But men still wound up looking the same-and because contemporary tastes had gone more casual, they looked worse. The Man in the Gray Flannel Suit had been dethroned by the Man in the Shitty Blue Shirt and Khakis.
“You know what I’ve been noticing?” Mr. Verdi asked. “The guys that look best here are the guys in uniforms. The U.P.S. guy. The Crate & Barrel guy who just walked around the corner had a great uniform on. The policemen, the firemen.”
A short man walked by in a navy suit with pants fluttering at his ankles.
“This guy looks great,” Mr. Verdi said.
But the pants?
“He makes it work. They’re too short, but it’s his effort. He clearly wanted it that way; he told the tailor, ‘Make them shorter.’ It wasn’t the tailor’s decision. He put his mark on it.”
Mr. Verdi himself was wearing a vintage leather coat-“This is something Huggy Bear would have worn”-a purple Valentino T-shirt, Diesel jeans and cloggy chocolate Birkenstocks. He wore a pair of silvery Yves Saint Laurent glasses and a Cartier watch. He recommended owning several watches.
He recommended original cuffs. “I hate the inch-and-a-quarter cuff, prescribed by all tailors all the time,” he said. “It just collects dust. When I go to have my trousers cuffed, I ask them to put a three-inch cuff on it. They roll their eyes, so I say, ‘Four-inch cuff.’ I want it to look like a cuff.”
But Mr. Verdi knew that men often didn’t want to look like they had decided anything . That is the conceit of the new-model grunge proliferating among young, lean New York males these days: tiny vintage T-shirts, jeans, Chuck Taylors, long, matted hair. It’s caring just enough to make it look as if you don’t. Walk down Ludlow Street on the Lower East Side or Bedford Avenue, and you’ll see them: guys trying to look like Jack White of the White Stripes-or, judging from their expertly faded T-shirts, competitors in the 1982 Falmouth Road Race.
Mr. Verdi thought our location on 59th had something to do with the poor performance, though. “There is a difference in the way men dress in Chelsea than they do in the East Village than they do on the Upper East Side,” he said. “What we’re seeing right now is this generic, nondescript guy who doesn’t really care about fashion.”
But no, tourists weren’t to blame. An unkempt man-clearly a local-walked by in baggy tan shorts and a T-shirt. “This guy certainly doesn’t care.” Mr. Verdi shook his head. “Carrying his violin with socks in Birkenstocks!”

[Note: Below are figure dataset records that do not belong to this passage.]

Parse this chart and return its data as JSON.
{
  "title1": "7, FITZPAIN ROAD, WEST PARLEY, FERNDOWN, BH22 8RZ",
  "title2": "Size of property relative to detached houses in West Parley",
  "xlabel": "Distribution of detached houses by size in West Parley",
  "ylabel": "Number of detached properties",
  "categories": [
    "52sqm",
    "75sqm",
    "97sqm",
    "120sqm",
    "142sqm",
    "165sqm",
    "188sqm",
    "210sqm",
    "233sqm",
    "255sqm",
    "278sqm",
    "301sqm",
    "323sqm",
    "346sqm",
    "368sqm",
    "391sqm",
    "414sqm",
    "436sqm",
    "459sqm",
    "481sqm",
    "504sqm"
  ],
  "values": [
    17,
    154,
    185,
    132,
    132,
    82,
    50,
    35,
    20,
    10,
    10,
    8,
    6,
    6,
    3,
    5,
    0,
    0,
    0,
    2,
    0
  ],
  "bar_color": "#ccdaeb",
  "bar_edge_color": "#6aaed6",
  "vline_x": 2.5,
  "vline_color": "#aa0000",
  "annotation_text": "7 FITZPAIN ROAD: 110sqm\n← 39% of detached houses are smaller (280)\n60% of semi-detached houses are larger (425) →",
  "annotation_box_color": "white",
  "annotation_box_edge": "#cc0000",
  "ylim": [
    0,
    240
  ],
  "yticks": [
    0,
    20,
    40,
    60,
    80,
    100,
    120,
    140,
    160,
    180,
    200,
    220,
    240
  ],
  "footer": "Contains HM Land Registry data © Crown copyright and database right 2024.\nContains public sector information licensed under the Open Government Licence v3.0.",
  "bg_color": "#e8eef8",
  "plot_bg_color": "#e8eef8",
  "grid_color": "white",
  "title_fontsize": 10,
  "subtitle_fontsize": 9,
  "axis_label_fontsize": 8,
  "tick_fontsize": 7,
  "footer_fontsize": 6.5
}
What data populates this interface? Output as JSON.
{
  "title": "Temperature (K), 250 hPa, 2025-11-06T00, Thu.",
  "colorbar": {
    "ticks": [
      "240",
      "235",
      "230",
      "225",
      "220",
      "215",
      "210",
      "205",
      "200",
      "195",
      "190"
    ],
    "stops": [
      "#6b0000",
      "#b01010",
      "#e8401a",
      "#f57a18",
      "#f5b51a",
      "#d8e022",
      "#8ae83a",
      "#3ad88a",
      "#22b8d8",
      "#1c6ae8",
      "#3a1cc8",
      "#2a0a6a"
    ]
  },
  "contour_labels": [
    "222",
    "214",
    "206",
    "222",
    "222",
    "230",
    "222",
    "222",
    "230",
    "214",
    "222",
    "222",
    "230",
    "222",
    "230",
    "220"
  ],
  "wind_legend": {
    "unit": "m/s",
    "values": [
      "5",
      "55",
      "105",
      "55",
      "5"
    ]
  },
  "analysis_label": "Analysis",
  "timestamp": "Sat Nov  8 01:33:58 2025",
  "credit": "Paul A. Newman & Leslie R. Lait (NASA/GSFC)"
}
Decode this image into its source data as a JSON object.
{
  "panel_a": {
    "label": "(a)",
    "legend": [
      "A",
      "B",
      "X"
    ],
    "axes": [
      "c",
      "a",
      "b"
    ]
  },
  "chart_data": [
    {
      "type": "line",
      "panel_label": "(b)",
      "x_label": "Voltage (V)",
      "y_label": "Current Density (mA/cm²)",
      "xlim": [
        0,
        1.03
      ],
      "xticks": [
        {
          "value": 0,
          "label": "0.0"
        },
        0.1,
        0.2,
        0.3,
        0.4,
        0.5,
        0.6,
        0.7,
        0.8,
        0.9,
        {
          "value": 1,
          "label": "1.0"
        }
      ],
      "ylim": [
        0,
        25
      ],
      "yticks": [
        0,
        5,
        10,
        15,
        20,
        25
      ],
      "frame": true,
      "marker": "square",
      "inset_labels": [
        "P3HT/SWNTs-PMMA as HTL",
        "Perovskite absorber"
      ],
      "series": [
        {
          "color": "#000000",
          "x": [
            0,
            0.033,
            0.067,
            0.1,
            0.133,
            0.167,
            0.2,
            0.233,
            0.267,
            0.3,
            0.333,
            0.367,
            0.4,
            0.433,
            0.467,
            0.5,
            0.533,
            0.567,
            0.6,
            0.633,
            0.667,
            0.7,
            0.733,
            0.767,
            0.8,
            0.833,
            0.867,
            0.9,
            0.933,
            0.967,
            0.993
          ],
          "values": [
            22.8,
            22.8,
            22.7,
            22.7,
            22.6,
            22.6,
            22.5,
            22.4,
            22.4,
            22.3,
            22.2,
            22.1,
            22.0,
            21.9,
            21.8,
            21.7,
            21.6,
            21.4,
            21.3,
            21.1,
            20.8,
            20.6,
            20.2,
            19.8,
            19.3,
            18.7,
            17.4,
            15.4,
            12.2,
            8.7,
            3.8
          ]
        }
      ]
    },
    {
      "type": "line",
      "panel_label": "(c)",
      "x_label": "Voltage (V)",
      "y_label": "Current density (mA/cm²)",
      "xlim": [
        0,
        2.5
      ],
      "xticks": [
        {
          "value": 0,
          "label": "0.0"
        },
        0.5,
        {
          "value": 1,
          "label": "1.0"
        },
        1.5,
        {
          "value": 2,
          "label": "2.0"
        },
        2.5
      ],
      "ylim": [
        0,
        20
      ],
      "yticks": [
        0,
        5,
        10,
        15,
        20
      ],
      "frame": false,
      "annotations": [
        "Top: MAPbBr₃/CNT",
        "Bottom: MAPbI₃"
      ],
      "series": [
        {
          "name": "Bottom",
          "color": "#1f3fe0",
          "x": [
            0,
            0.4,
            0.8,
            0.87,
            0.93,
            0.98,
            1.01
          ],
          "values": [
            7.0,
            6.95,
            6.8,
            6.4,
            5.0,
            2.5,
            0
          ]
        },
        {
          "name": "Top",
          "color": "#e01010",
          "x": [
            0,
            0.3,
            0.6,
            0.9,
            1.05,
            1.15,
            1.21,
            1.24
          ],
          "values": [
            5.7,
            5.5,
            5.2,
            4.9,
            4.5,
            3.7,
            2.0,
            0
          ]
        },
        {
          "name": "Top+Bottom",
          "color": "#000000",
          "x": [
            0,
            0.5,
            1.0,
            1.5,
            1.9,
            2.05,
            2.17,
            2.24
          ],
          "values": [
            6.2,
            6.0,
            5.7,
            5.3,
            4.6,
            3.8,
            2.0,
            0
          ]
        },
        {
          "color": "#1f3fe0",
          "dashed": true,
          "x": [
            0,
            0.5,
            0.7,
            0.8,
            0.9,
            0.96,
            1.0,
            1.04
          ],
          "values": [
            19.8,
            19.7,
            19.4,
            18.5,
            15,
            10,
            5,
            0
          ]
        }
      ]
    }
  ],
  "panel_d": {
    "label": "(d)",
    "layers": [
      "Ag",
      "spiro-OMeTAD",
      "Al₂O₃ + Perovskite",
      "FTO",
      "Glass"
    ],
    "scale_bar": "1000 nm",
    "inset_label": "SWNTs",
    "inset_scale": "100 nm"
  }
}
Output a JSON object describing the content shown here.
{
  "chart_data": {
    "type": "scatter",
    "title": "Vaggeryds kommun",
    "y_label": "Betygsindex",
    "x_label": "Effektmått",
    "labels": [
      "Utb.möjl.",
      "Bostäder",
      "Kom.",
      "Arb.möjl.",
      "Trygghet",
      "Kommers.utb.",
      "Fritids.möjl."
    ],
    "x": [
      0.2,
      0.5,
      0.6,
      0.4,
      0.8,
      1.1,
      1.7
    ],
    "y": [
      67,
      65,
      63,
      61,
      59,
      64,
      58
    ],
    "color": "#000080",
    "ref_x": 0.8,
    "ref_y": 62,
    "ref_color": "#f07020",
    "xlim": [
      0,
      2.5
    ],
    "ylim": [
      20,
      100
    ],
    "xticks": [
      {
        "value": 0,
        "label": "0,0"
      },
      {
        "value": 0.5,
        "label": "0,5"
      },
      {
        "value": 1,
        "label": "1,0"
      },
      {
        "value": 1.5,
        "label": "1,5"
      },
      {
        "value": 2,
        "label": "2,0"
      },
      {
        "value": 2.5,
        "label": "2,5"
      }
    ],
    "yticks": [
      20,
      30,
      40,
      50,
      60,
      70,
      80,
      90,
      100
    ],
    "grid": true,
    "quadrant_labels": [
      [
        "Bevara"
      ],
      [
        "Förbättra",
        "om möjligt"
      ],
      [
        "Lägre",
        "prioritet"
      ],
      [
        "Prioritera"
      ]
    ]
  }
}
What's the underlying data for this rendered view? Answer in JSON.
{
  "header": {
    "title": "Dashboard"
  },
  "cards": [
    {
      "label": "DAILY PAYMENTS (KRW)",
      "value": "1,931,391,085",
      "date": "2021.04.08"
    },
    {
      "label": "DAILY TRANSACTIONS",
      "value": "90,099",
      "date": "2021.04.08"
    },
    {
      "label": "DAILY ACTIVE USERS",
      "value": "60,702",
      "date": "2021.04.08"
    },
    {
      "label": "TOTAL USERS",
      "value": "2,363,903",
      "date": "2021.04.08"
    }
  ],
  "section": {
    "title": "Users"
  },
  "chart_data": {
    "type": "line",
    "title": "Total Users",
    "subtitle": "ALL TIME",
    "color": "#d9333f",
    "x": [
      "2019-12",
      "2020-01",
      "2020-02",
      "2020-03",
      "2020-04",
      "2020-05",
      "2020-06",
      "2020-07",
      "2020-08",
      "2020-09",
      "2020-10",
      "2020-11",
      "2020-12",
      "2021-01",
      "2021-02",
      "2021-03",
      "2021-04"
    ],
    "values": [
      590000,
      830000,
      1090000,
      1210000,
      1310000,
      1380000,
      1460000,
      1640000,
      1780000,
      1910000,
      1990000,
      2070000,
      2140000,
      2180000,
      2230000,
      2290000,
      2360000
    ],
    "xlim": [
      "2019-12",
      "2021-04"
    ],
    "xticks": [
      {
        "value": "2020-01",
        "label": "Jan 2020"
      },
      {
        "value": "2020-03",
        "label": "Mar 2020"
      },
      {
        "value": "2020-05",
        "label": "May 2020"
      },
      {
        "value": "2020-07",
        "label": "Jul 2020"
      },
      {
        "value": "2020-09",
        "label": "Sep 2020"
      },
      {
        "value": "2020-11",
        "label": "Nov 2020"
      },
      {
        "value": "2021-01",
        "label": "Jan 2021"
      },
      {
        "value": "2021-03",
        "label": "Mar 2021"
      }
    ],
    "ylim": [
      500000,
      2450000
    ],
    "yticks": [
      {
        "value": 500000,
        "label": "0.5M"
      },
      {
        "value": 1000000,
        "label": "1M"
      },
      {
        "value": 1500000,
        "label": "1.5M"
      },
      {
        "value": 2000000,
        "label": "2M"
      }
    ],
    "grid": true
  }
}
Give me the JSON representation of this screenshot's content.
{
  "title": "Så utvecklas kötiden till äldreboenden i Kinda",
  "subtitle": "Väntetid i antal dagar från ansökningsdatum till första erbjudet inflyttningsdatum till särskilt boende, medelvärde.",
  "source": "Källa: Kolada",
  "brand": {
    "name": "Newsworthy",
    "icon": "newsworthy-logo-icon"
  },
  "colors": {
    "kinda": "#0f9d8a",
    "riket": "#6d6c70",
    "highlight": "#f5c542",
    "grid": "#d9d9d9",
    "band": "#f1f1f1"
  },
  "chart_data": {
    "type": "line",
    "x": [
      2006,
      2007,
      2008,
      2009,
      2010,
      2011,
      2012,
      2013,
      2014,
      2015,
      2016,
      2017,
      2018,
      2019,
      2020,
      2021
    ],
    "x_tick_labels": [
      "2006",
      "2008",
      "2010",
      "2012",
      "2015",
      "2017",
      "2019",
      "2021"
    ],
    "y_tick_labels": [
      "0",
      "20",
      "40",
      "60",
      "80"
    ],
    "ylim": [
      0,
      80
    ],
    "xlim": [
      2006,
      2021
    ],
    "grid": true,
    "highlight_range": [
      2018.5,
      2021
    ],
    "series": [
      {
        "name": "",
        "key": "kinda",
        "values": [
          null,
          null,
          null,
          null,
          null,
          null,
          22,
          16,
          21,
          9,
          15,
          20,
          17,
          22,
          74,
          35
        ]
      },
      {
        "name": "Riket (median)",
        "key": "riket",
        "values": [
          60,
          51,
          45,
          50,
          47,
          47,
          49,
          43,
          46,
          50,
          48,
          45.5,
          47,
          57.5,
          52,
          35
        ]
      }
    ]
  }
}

Mr. Verdi was born in Maplewood, N.J. As a teenager, he sold jewelry in Manhattan, getting his stuff picked up by Barneys and Bergdorf Goodman. He attended F.I.T. and worked retail at the Bloomingdale’s in Short Hills, advising well-moneyed suburban men and women on what to wear to graduation parties and weddings. They were rich, but not exactly fashion-forward.
“You can teach men and women what looks good on them,” Mr. Verdi said. “But if you leave them there, they will always be there.” Mr. Verdi speculated that all the people he advised at the Short Hills Bloomie’s are probably still wearing the clothes he told them to buy more than a decade ago.
Eventually, Mr. Verdi wended his way into television. On air he’s funny and approachable, not at all an intimidating fashion evangelical. In addition to his work for the Metro Channel’s Full Frontal Fashion (among other Metro duties, he hosts a segment called “Where D’ya Get That?”) and the Discovery Channel, he is planning a pilot for his own talk show. Meanwhile, he continues his work as a kind of personal stylist and fashion guru to celebrities and other well-heeled clients.
His phone rang. ” Megan !” Mr. Verdi exclaimed. It was Megan Mullaly, who plays Karen, the decadent society lush from Will & Grace . Mr. Verdi was helping Ms. Mullaly assemble her outfit for the Emmys on Sept. 22. “Hi, girly! I’m good, honey, how are you doing? … Oh my God, don’t do it! … Are we going to meet up and go to Edmundo ? … I have a phone call out. I am waiting for him. Do you want me to send a few things up? … Shoe size? … All right.”
Mr. Verdi closed his Nokia. “She’s a class act !”
Ms. Mullaly was an exception, too. Later, over a lunch of salad and gnocchi at Fred’s, Mr. Verdi lamented celebrity fashion. Celebrity mistakes have become a kind of cottage industry these days; magazines and television shows love ridiculing the tragic frocks worn by film and TV stars.
The casualties were easy to explain, Mr. Verdi said. “Celebrity handlers are so busy kissing ass that nobody says, ‘No, Mariah; no, J. Lo.’ If somebody says to me, ‘Do I look fat in this?’ and they do, I say ‘ Yes .'”
There are celebrities who know fashion, even in Mr. Verdi’s usually antiseptic trade, television. David Letterman is one, he said. “I think his suits are impeccably well made, and you can see that on TV. That’s all custom tailoring. He found his look, and it’s effortless and always strong.”
Matt Lauer? “Nice guy, the guy next-door, the frat guy with a good job who has been a little more exposed to things he might not have otherwise been forced to take note of. I like that he’s not trying to hide losing his hair. As a person who has been there, he is rolling with it.”
Mr. Verdi stabbed a gnocchi. “I think Stone Phillips is one of the best-dressed men on TV,” he said of the Dateline NBC anchor. “He actually has style. This is a man who you know shops for his own stuff. He is not depending on stylists. He’s a man who really knows his body. He knows his strengths, and he’s confident enough to experiment with color and pattern.”
Stone Phillips!
“When I watch him, I think, ‘Oh my God, he looks so great,'” Mr. Verdi said. “He gets it. He understands fashion, likes fashion. I think it’s all very tailored and traditional and masculine, but it fits him well. He’s not only in navy or in black; he wears other colors-olive greens, weird browns, taupes. He’s not scared of patterns. He’ll wear a big windowpane on a jacket.”
After lunch, Mr. Verdi walked across Park Avenue and up East 60th to the mothership Bloomingdale’s. There his friend, cartoonist Marisa Acocella, was assembling a series of windows celebrating Fashion Week. Lining the windows were caricatures of New York fixtures like restaurateur Silvano Marchetto and Page Six’s Richard Johnson. Mr. Verdi was depicted seated in an ascot and had a big white bubble over his head saying, “THINK RED, VREELAND WOULD HAVE LOVED IT.”
“It’s great, Marisa,” Mr. Verdi said. ” Fabulous .”
“Robert’s the fashion pundit of the future,” Ms. Acocella said.
That future better get here soon. Behind Ms. Acocella and Mr. Verdi, there they were: swarms of men in oversized pants with inch-and-a-quarter cuffs and untucked blue shirts and brown shoes with black belts.
It looked bad for men and will probably get worse.
Wasn’t there anything that could be done?
“I think Stone Phillips should write a book,” Mr. Verdi said.